Послать подальше
Шрифт:
Я вынул одну картину наугад. Сразу скажу, что я не особенно понимаю и люблю абстрактное искусство. Но я держал в руках абстрактную картину, выражавшую Страх. На ней не было никакой надписи или подписи, но и без этого я понял, что на ней изображено. Я не смог бы описать ее словами, она как бы обращалась напрямую к моему подсознанию, и я совершенно отчетливо осознавал, что это Страх. Я вытащил другую — и она означала Хаос. Еще были Одиночество, Огонь, Стена, Лестница, Пучина. Именно Пучина, а не просто вода или глубина. Был Космос, а
Картины завораживали. Нет, «завораживали» — это не совсем подходящее слово. Они будили сразу несколько противоположных желаний: хотелось смотреть на них еще и еще, но вместе с тем появлялось желание не видеть их больше никогда; казалось, они открывали в тебе нечто сакральное, но появлялся страх перед этим открытием; хотелось обладать этими картинами, но, в то же время, они вызывали чувство смятения и опасности. В каждой из них них говорила Бесконечность, бесконечность Понятия. Я закрыл ящик и оглянулся — мне показалось, что за мной наблюдают, хотя сверху по-прежнему не доносилось ни звука. На стенах мастерской, выкрашенных белой краской не было ничего, хотя нет — в углу я обнаружил еще одну небольшую картину в зеленых тонах.
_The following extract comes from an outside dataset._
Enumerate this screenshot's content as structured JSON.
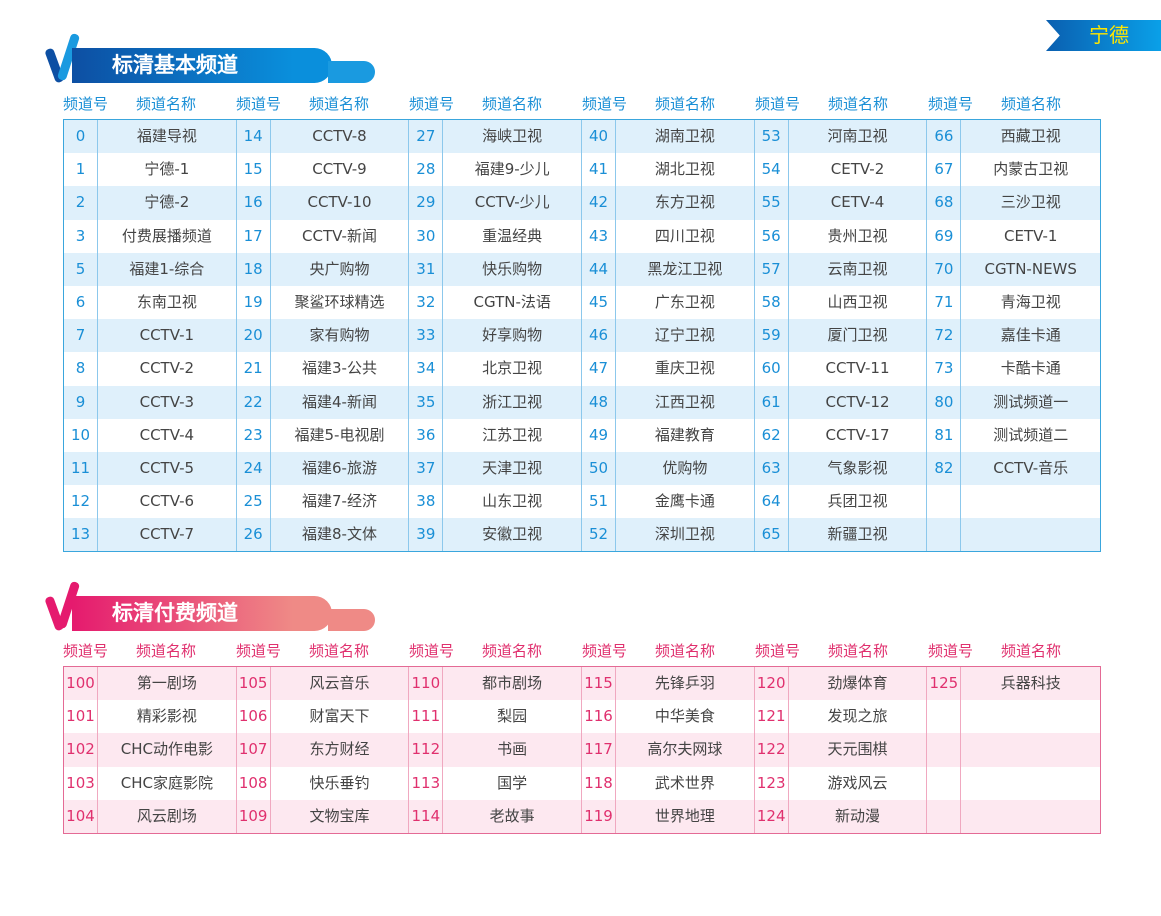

Трава. Трын-трава. Травка. Трава Жизни, способная пробиться сквозь бетон. Трава на кладбище, трава на поле брани…
В кармане зазвонил телефон и вывел меня из состояния прострации. Оказалось, что я провел в этой загадочной квартире почти час. Мои коллеги вежливо спрашивали, куда я подевался. Я осторожно поинтересовался, нужен ли я им сегодня. После непродолжительного обсуждения мне выдали индульгенцию за пропущенную встречу.
Я поднялся наверх и прислушался — из ванной раздавался легкий плеск воды, Наоми явно подавала признаки жизни. Интуиция говорила мне, что она и есть тот самый таинственный автор картин, способных будить совершенно невероятные чувства.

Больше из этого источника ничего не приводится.